There was silence for a moment, the grind, click and spark of the lighter, but the light only flickered and died in the dusk again. It felt, Fabian thought, like a metaphor that was better left unexplored. “You’re right,” he declared after a moment, nose wrinkling as he rolled his head towards her to regard Lily carefully, too young and too old and too tired for the body she existed in, examining the bitterness that strained her laugh and wondering just what time had gone and done to them both. “Yours is weirder.”
Fabian snorted, because laughter was the only way to approach the things that made him uncomfortable, and took another sip from his bottle. He was lucky, he supposed, in that regard; Fabian was just another faceless war hero, who’s face and legacy had been lost to time and history and the select few who’d lived to remember him. Nobody would be stopping him in the street to thank him for his service to the world.
“He seems like a good kid,” he offered after a moment, staring hard at the mechanism of the lighter in his hands like maybe if he understood it better it would somehow just work. “Harry,” he clarified unnecessarily, “I can understand why Molls thinks the world of him. They all seem like good kids, really.”
Ron and Ginny and George and .. and even Hermione, who seemed entirely too serious for a girl of her age. And that was the problem, wasn’t it? They weren’t kids.

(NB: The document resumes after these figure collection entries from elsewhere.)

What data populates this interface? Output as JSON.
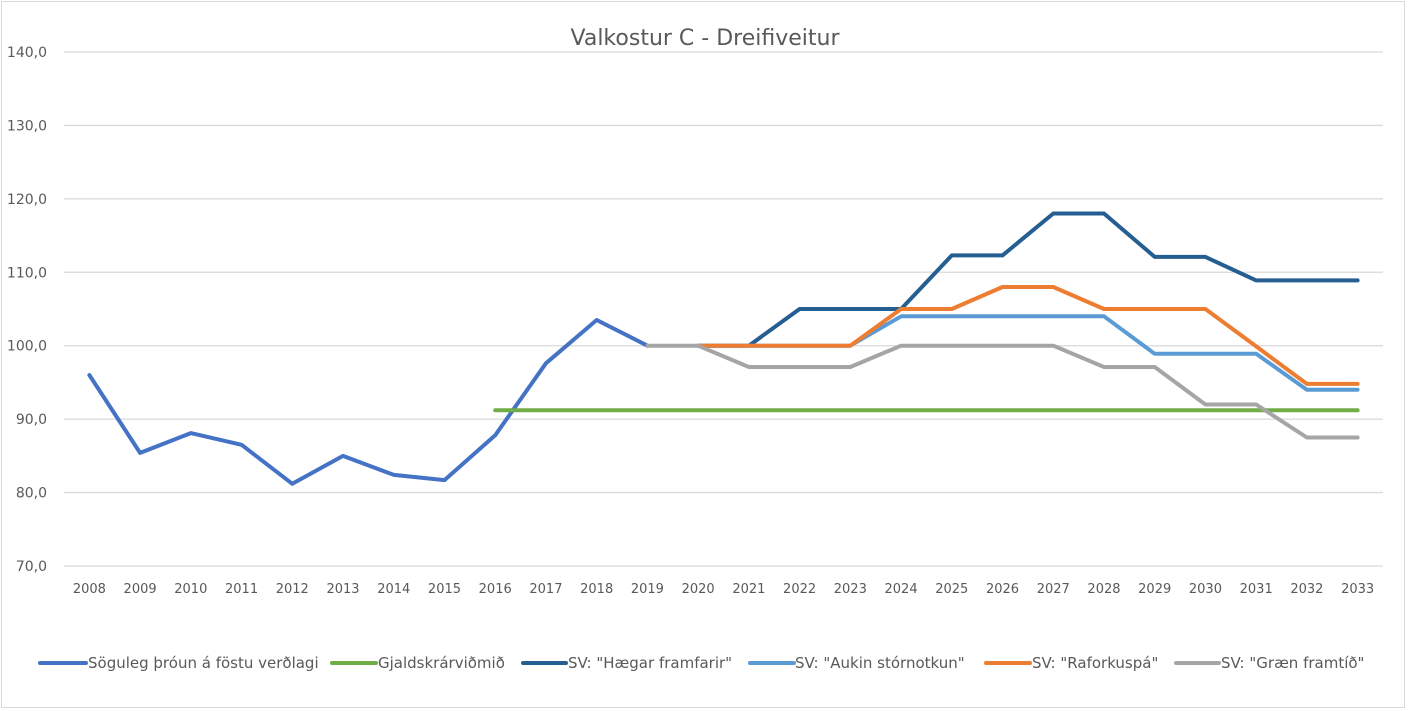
{
  "chart_data": {
    "type": "line",
    "title": "Valkostur C - Dreifiveitur",
    "xlabel": "",
    "ylabel": "",
    "ylim": [
      70,
      140
    ],
    "y_ticks": [
      "70,0",
      "80,0",
      "90,0",
      "100,0",
      "110,0",
      "120,0",
      "130,0",
      "140,0"
    ],
    "y_tick_values": [
      70,
      80,
      90,
      100,
      110,
      120,
      130,
      140
    ],
    "grid": true,
    "legend_position": "bottom",
    "categories": [
      "2008",
      "2009",
      "2010",
      "2011",
      "2012",
      "2013",
      "2014",
      "2015",
      "2016",
      "2017",
      "2018",
      "2019",
      "2020",
      "2021",
      "2022",
      "2023",
      "2024",
      "2025",
      "2026",
      "2027",
      "2028",
      "2029",
      "2030",
      "2031",
      "2032",
      "2033"
    ],
    "series": [
      {
        "name": "Söguleg þróun á föstu verðlagi",
        "color": "#4472c4",
        "values": [
          96.0,
          85.4,
          88.1,
          86.5,
          81.2,
          85.0,
          82.4,
          81.7,
          87.8,
          97.6,
          103.5,
          100.0,
          null,
          null,
          null,
          null,
          null,
          null,
          null,
          null,
          null,
          null,
          null,
          null,
          null,
          null
        ]
      },
      {
        "name": "Gjaldskrárviðmið",
        "color": "#70ad47",
        "values": [
          null,
          null,
          null,
          null,
          null,
          null,
          null,
          null,
          91.2,
          91.2,
          91.2,
          91.2,
          91.2,
          91.2,
          91.2,
          91.2,
          91.2,
          91.2,
          91.2,
          91.2,
          91.2,
          91.2,
          91.2,
          91.2,
          91.2,
          91.2
        ]
      },
      {
        "name": "SV: \"Hægar framfarir\"",
        "color": "#255e91",
        "values": [
          null,
          null,
          null,
          null,
          null,
          null,
          null,
          null,
          null,
          null,
          null,
          null,
          100.0,
          100.0,
          105.0,
          105.0,
          105.0,
          112.3,
          112.3,
          118.0,
          118.0,
          112.1,
          112.1,
          108.9,
          108.9,
          108.9
        ]
      },
      {
        "name": "SV: \"Aukin stórnotkun\"",
        "color": "#5b9bd5",
        "values": [
          null,
          null,
          null,
          null,
          null,
          null,
          null,
          null,
          null,
          null,
          null,
          null,
          100.0,
          100.0,
          100.0,
          100.0,
          104.0,
          104.0,
          104.0,
          104.0,
          104.0,
          98.9,
          98.9,
          98.9,
          94.0,
          94.0
        ]
      },
      {
        "name": "SV: \"Raforkuspá\"",
        "color": "#ed7d31",
        "values": [
          null,
          null,
          null,
          null,
          null,
          null,
          null,
          null,
          null,
          null,
          null,
          null,
          100.0,
          100.0,
          100.0,
          100.0,
          105.0,
          105.0,
          108.0,
          108.0,
          105.0,
          105.0,
          105.0,
          99.9,
          94.8,
          94.8
        ]
      },
      {
        "name": "SV: \"Græn framtíð\"",
        "color": "#a5a5a5",
        "values": [
          null,
          null,
          null,
          null,
          null,
          null,
          null,
          null,
          null,
          null,
          null,
          100.0,
          100.0,
          97.1,
          97.1,
          97.1,
          100.0,
          100.0,
          100.0,
          100.0,
          97.1,
          97.1,
          92.0,
          92.0,
          87.5,
          87.5
        ]
      }
    ]
  }
}
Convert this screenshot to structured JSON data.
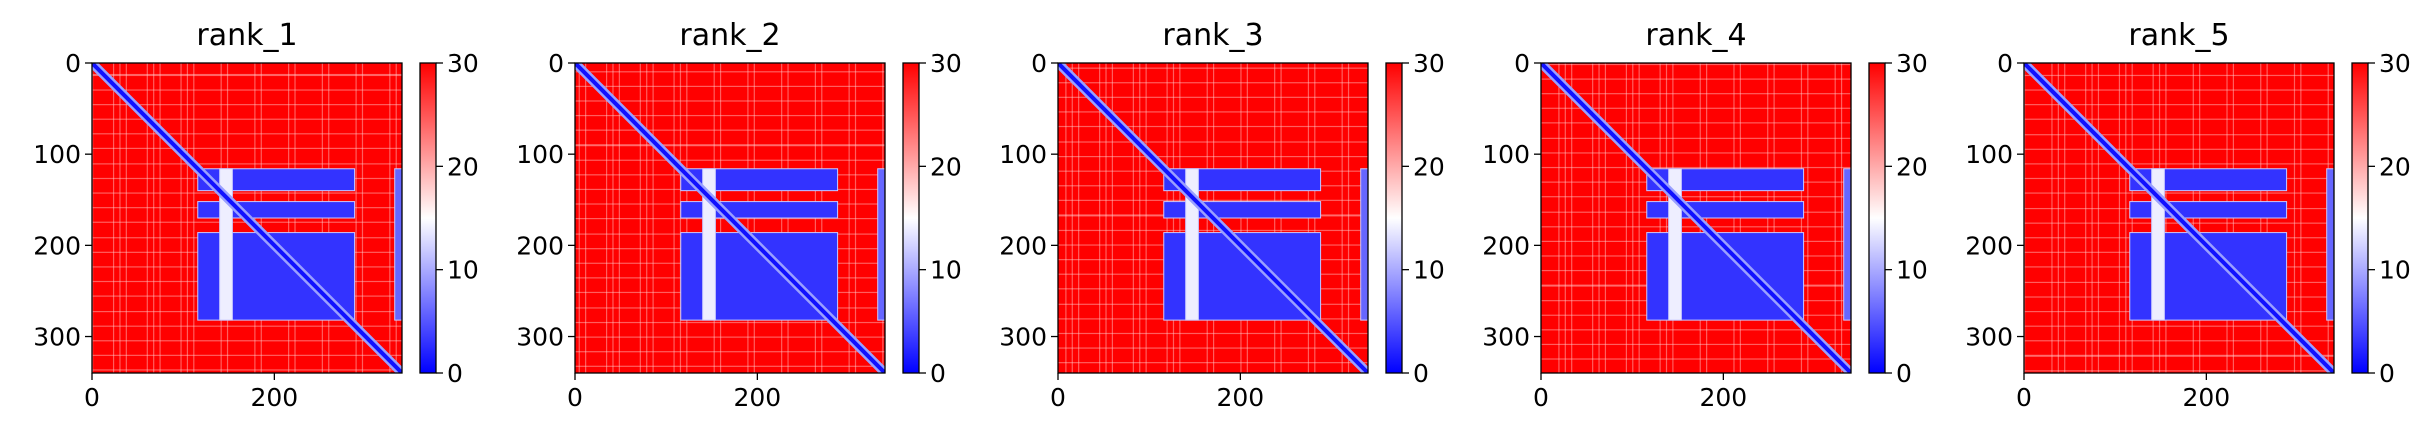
{
  "chart_data": [
    {
      "type": "heatmap",
      "title": "rank_1",
      "xlabel": "",
      "ylabel": "",
      "x_ticks": [
        "0",
        "200"
      ],
      "y_ticks": [
        "0",
        "100",
        "200",
        "300"
      ],
      "xlim": [
        0,
        340
      ],
      "ylim": [
        340,
        0
      ],
      "colorbar": {
        "min": 0,
        "max": 30,
        "ticks": [
          "0",
          "10",
          "20",
          "30"
        ],
        "colormap": "bwr"
      },
      "blocks": [
        {
          "rows": [
            116,
            140
          ],
          "cols": [
            116,
            288
          ],
          "value": 3
        },
        {
          "rows": [
            152,
            170
          ],
          "cols": [
            116,
            288
          ],
          "value": 3
        },
        {
          "rows": [
            186,
            282
          ],
          "cols": [
            116,
            288
          ],
          "value": 3
        },
        {
          "rows": [
            116,
            282
          ],
          "cols": [
            140,
            154
          ],
          "value": 14
        },
        {
          "rows": [
            116,
            282
          ],
          "cols": [
            332,
            340
          ],
          "value": 6
        }
      ],
      "diagonal_value": 1
    },
    {
      "type": "heatmap",
      "title": "rank_2",
      "xlabel": "",
      "ylabel": "",
      "x_ticks": [
        "0",
        "200"
      ],
      "y_ticks": [
        "0",
        "100",
        "200",
        "300"
      ],
      "xlim": [
        0,
        340
      ],
      "ylim": [
        340,
        0
      ],
      "colorbar": {
        "min": 0,
        "max": 30,
        "ticks": [
          "0",
          "10",
          "20",
          "30"
        ],
        "colormap": "bwr"
      },
      "blocks": [
        {
          "rows": [
            116,
            140
          ],
          "cols": [
            116,
            288
          ],
          "value": 3
        },
        {
          "rows": [
            152,
            170
          ],
          "cols": [
            116,
            288
          ],
          "value": 3
        },
        {
          "rows": [
            186,
            282
          ],
          "cols": [
            116,
            288
          ],
          "value": 3
        },
        {
          "rows": [
            116,
            282
          ],
          "cols": [
            140,
            154
          ],
          "value": 14
        },
        {
          "rows": [
            116,
            282
          ],
          "cols": [
            332,
            340
          ],
          "value": 6
        }
      ],
      "diagonal_value": 1
    },
    {
      "type": "heatmap",
      "title": "rank_3",
      "xlabel": "",
      "ylabel": "",
      "x_ticks": [
        "0",
        "200"
      ],
      "y_ticks": [
        "0",
        "100",
        "200",
        "300"
      ],
      "xlim": [
        0,
        340
      ],
      "ylim": [
        340,
        0
      ],
      "colorbar": {
        "min": 0,
        "max": 30,
        "ticks": [
          "0",
          "10",
          "20",
          "30"
        ],
        "colormap": "bwr"
      },
      "blocks": [
        {
          "rows": [
            116,
            140
          ],
          "cols": [
            116,
            288
          ],
          "value": 3
        },
        {
          "rows": [
            152,
            170
          ],
          "cols": [
            116,
            288
          ],
          "value": 3
        },
        {
          "rows": [
            186,
            282
          ],
          "cols": [
            116,
            288
          ],
          "value": 3
        },
        {
          "rows": [
            116,
            282
          ],
          "cols": [
            140,
            154
          ],
          "value": 14
        },
        {
          "rows": [
            116,
            282
          ],
          "cols": [
            332,
            340
          ],
          "value": 6
        }
      ],
      "diagonal_value": 1
    },
    {
      "type": "heatmap",
      "title": "rank_4",
      "xlabel": "",
      "ylabel": "",
      "x_ticks": [
        "0",
        "200"
      ],
      "y_ticks": [
        "0",
        "100",
        "200",
        "300"
      ],
      "xlim": [
        0,
        340
      ],
      "ylim": [
        340,
        0
      ],
      "colorbar": {
        "min": 0,
        "max": 30,
        "ticks": [
          "0",
          "10",
          "20",
          "30"
        ],
        "colormap": "bwr"
      },
      "blocks": [
        {
          "rows": [
            116,
            140
          ],
          "cols": [
            116,
            288
          ],
          "value": 3
        },
        {
          "rows": [
            152,
            170
          ],
          "cols": [
            116,
            288
          ],
          "value": 3
        },
        {
          "rows": [
            186,
            282
          ],
          "cols": [
            116,
            288
          ],
          "value": 3
        },
        {
          "rows": [
            116,
            282
          ],
          "cols": [
            140,
            154
          ],
          "value": 14
        },
        {
          "rows": [
            116,
            282
          ],
          "cols": [
            332,
            340
          ],
          "value": 6
        }
      ],
      "diagonal_value": 1
    },
    {
      "type": "heatmap",
      "title": "rank_5",
      "xlabel": "",
      "ylabel": "",
      "x_ticks": [
        "0",
        "200"
      ],
      "y_ticks": [
        "0",
        "100",
        "200",
        "300"
      ],
      "xlim": [
        0,
        340
      ],
      "ylim": [
        340,
        0
      ],
      "colorbar": {
        "min": 0,
        "max": 30,
        "ticks": [
          "0",
          "10",
          "20",
          "30"
        ],
        "colormap": "bwr"
      },
      "blocks": [
        {
          "rows": [
            116,
            140
          ],
          "cols": [
            116,
            288
          ],
          "value": 3
        },
        {
          "rows": [
            152,
            170
          ],
          "cols": [
            116,
            288
          ],
          "value": 3
        },
        {
          "rows": [
            186,
            282
          ],
          "cols": [
            116,
            288
          ],
          "value": 3
        },
        {
          "rows": [
            116,
            282
          ],
          "cols": [
            140,
            154
          ],
          "value": 14
        },
        {
          "rows": [
            116,
            282
          ],
          "cols": [
            332,
            340
          ],
          "value": 6
        }
      ],
      "diagonal_value": 1
    }
  ],
  "colors": {
    "high": "#ff0000",
    "mid": "#ffffff",
    "low": "#0000ff",
    "axis": "#000000"
  }
}
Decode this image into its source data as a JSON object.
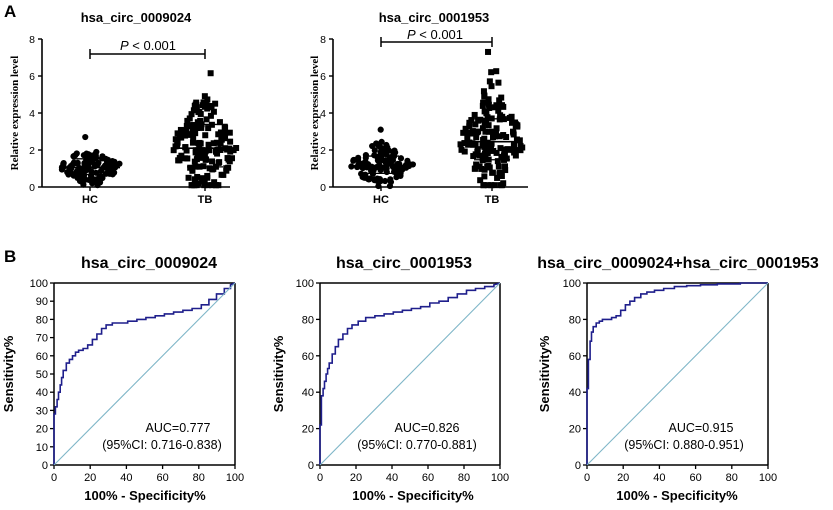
{
  "panel_labels": {
    "a": "A",
    "b": "B"
  },
  "chart_data": [
    {
      "type": "scatter",
      "panel": "A",
      "title": "hsa_circ_0009024",
      "ylabel": "Relative expression level",
      "categories": [
        "HC",
        "TB"
      ],
      "ylim": [
        0,
        8
      ],
      "yticks": [
        0,
        2,
        4,
        6,
        8
      ],
      "p_value": {
        "prefix": "P",
        "text": " < 0.001"
      },
      "groups": [
        {
          "name": "HC",
          "marker": "circle",
          "n": 120,
          "mean": 1.05,
          "sd": 0.5,
          "min": 0.05,
          "max": 2.7
        },
        {
          "name": "TB",
          "marker": "square",
          "n": 160,
          "mean": 2.1,
          "sd": 1.35,
          "min": 0.1,
          "max": 6.15
        }
      ]
    },
    {
      "type": "scatter",
      "panel": "A",
      "title": "hsa_circ_0001953",
      "ylabel": "Relative expression level",
      "categories": [
        "HC",
        "TB"
      ],
      "ylim": [
        0,
        8
      ],
      "yticks": [
        0,
        2,
        4,
        6,
        8
      ],
      "p_value": {
        "prefix": "P",
        "text": " < 0.001"
      },
      "groups": [
        {
          "name": "HC",
          "marker": "circle",
          "n": 120,
          "mean": 1.15,
          "sd": 0.55,
          "min": 0.05,
          "max": 3.1
        },
        {
          "name": "TB",
          "marker": "square",
          "n": 160,
          "mean": 2.45,
          "sd": 1.3,
          "min": 0.1,
          "max": 7.3
        }
      ]
    },
    {
      "type": "line",
      "panel": "B",
      "title": "hsa_circ_0009024",
      "xlabel": "100% - Specificity%",
      "ylabel": "Sensitivity%",
      "xlim": [
        0,
        100
      ],
      "ylim": [
        0,
        100
      ],
      "xticks": [
        0,
        20,
        40,
        60,
        80,
        100
      ],
      "yticks": [
        0,
        10,
        20,
        30,
        40,
        50,
        60,
        70,
        80,
        90,
        100
      ],
      "auc_text": "AUC=0.777",
      "ci_text": "(95%CI: 0.716-0.838)",
      "series": [
        {
          "name": "ROC",
          "color": "#1f1f8c",
          "x": [
            0,
            0,
            0.8,
            0.8,
            1.7,
            1.7,
            2.5,
            2.5,
            3.4,
            3.4,
            4.2,
            4.2,
            5.1,
            5.1,
            6.8,
            6.8,
            8.5,
            8.5,
            10.2,
            10.2,
            11.9,
            11.9,
            13.6,
            13.6,
            16.1,
            16.1,
            18.6,
            18.6,
            21.2,
            21.2,
            23.7,
            23.7,
            26.3,
            26.3,
            28.8,
            28.8,
            32.2,
            32.2,
            35.6,
            35.6,
            40.7,
            40.7,
            45.8,
            45.8,
            50.8,
            50.8,
            55.9,
            55.9,
            61.0,
            61.0,
            66.1,
            66.1,
            71.2,
            71.2,
            76.3,
            76.3,
            81.4,
            81.4,
            85.6,
            85.6,
            89.8,
            89.8,
            94.1,
            94.1,
            97.5,
            97.5,
            100
          ],
          "y": [
            0,
            28,
            28,
            32,
            32,
            36,
            36,
            40,
            40,
            44,
            44,
            48,
            48,
            52,
            52,
            56,
            56,
            58,
            58,
            60,
            60,
            62,
            62,
            63,
            63,
            64,
            64,
            66,
            66,
            69,
            69,
            72,
            72,
            75,
            75,
            77,
            77,
            78,
            78,
            78,
            78,
            79,
            79,
            80,
            80,
            81,
            81,
            82,
            82,
            83,
            83,
            84,
            84,
            85,
            85,
            86,
            86,
            88,
            88,
            91,
            91,
            94,
            94,
            97,
            97,
            99,
            100
          ]
        },
        {
          "name": "Reference",
          "color": "#7fb6c8",
          "x": [
            0,
            100
          ],
          "y": [
            0,
            100
          ]
        }
      ]
    },
    {
      "type": "line",
      "panel": "B",
      "title": "hsa_circ_0001953",
      "xlabel": "100% - Specificity%",
      "ylabel": "Sensitivity%",
      "xlim": [
        0,
        100
      ],
      "ylim": [
        0,
        100
      ],
      "xticks": [
        0,
        20,
        40,
        60,
        80,
        100
      ],
      "yticks": [
        0,
        20,
        40,
        60,
        80,
        100
      ],
      "auc_text": "AUC=0.826",
      "ci_text": "(95%CI: 0.770-0.881)",
      "series": [
        {
          "name": "ROC",
          "color": "#1f1f8c",
          "x": [
            0,
            0,
            0.8,
            0.8,
            1.7,
            1.7,
            2.5,
            2.5,
            3.4,
            3.4,
            4.2,
            4.2,
            5.1,
            5.1,
            6.8,
            6.8,
            8.5,
            8.5,
            10.2,
            10.2,
            12.7,
            12.7,
            15.3,
            15.3,
            17.8,
            17.8,
            21.2,
            21.2,
            25.4,
            25.4,
            30.5,
            30.5,
            35.6,
            35.6,
            40.7,
            40.7,
            45.8,
            45.8,
            50.8,
            50.8,
            55.9,
            55.9,
            61.0,
            61.0,
            66.1,
            66.1,
            71.2,
            71.2,
            76.3,
            76.3,
            81.4,
            81.4,
            86.4,
            86.4,
            91.5,
            91.5,
            96.6,
            96.6,
            100
          ],
          "y": [
            0,
            22,
            22,
            38,
            38,
            42,
            42,
            46,
            46,
            50,
            50,
            53,
            53,
            56,
            56,
            61,
            61,
            65,
            65,
            69,
            69,
            72,
            72,
            75,
            75,
            77,
            77,
            79,
            79,
            81,
            81,
            82,
            82,
            83,
            83,
            84,
            84,
            85,
            85,
            86,
            86,
            87,
            87,
            89,
            89,
            90,
            90,
            92,
            92,
            94,
            94,
            96,
            96,
            97,
            97,
            98,
            98,
            99,
            100
          ]
        },
        {
          "name": "Reference",
          "color": "#7fb6c8",
          "x": [
            0,
            100
          ],
          "y": [
            0,
            100
          ]
        }
      ]
    },
    {
      "type": "line",
      "panel": "B",
      "title": "hsa_circ_0009024+hsa_circ_0001953",
      "xlabel": "100% - Specificity%",
      "ylabel": "Sensitivity%",
      "xlim": [
        0,
        100
      ],
      "ylim": [
        0,
        100
      ],
      "xticks": [
        0,
        20,
        40,
        60,
        80,
        100
      ],
      "yticks": [
        0,
        20,
        40,
        60,
        80,
        100
      ],
      "auc_text": "AUC=0.915",
      "ci_text": "(95%CI: 0.880-0.951)",
      "series": [
        {
          "name": "ROC",
          "color": "#1f1f8c",
          "x": [
            0,
            0,
            0.8,
            0.8,
            1.7,
            1.7,
            2.5,
            2.5,
            3.4,
            3.4,
            5.1,
            5.1,
            6.8,
            6.8,
            8.5,
            8.5,
            11.0,
            11.0,
            13.6,
            13.6,
            16.1,
            16.1,
            18.6,
            18.6,
            21.2,
            21.2,
            23.7,
            23.7,
            26.3,
            26.3,
            29.7,
            29.7,
            33.1,
            33.1,
            37.3,
            37.3,
            42.4,
            42.4,
            48.3,
            48.3,
            55.1,
            55.1,
            62.7,
            62.7,
            72.0,
            72.0,
            84.7,
            84.7,
            100
          ],
          "y": [
            0,
            42,
            42,
            58,
            58,
            68,
            68,
            73,
            73,
            76,
            76,
            78,
            78,
            79,
            79,
            80,
            80,
            80,
            80,
            81,
            81,
            82,
            82,
            85,
            85,
            88,
            88,
            90,
            90,
            92,
            92,
            94,
            94,
            95,
            95,
            96,
            96,
            97,
            97,
            98,
            98,
            98.5,
            98.5,
            99,
            99,
            99.5,
            99.5,
            100,
            100
          ]
        },
        {
          "name": "Reference",
          "color": "#7fb6c8",
          "x": [
            0,
            100
          ],
          "y": [
            0,
            100
          ]
        }
      ]
    }
  ]
}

They had fought in another war, one that came after the one that he and Lily had fought to end. They’d been through enough suffering to last a lifetime.
The sounds of the party inside rose suddenly, uproariously, and Fabian huddled down into the base of the tree, breathing in sharply and blinking up at the first glittering stars emerging in the sky. “I can’t blame them, really, I barely have any idea what to do with myself. The way Molly looks at me sometimes — I feel like I belong in a museum. Or a zoo.” Or six feet under.
Oh good, she wins. A rather grim contest to win, but it was something, at least. A mute cheers to the man as he gave her the crown of weirdness. Her hand dropped with a flinch as he started talking about him. “I would say thank you, but it’s not like I really had any hand in making him in to a good kid, so...” That was usually what the compliment went towards, right. ‘They’re a good kid, you did a good job raising them’. How much could you really raise a fifteen-month-old? How much of that short time had shaped the man Harry was now? “I should probably be thanking Molly, if anything.”
From what little she’d gathered, Petunia hadn’t . . . done the best job. There was another can of worms she was avoiding. Her sister. Had anyone told her? Thought to tell her? Should she reach out? Was she allowed to? Her stomach twisted, and she took a gulp of wine to try and settle it.
“But they all are good kids.” In some sense of the word. Kids, not good. Kids in the same way she’d been a kid, she supposed. Too old too fast, world weary, weighted down by the ravages of a war she shouldn’t have had to fight on her own behalf, should have been protected from. But war didn’t care about things like age or childhood. Or that someone had already fought it once to try and secure those things. Fat lot that had done for them, hadn’t it? Maybe it would hurt less if in dying and leaving Harry, she would have actually saved him from having to go through everything she’d fought to protect him from.
At least he was alive now. That wasn’t as comforting as she thought it ought to be.
Her head rolled to the side as she frowned at him. “You’re really shit with that,” she told him flatly, putting a demanding hand out for the lighter. “No one shown you how to do it?” was the slightly softer guess. Pureblood family. Would any of them even know how to use a lighter, all mechanics and Muggle invention wrapped up in a package even smaller than a wand? Doubtful. Or if they did, would they think to share the knowledge as anything more than a curiosity, ‘the Muggle way, isn’t it quaint?’
She shouldn’t think like that too much, else old bitterness might resurface. At least, resurface faster than was necessary.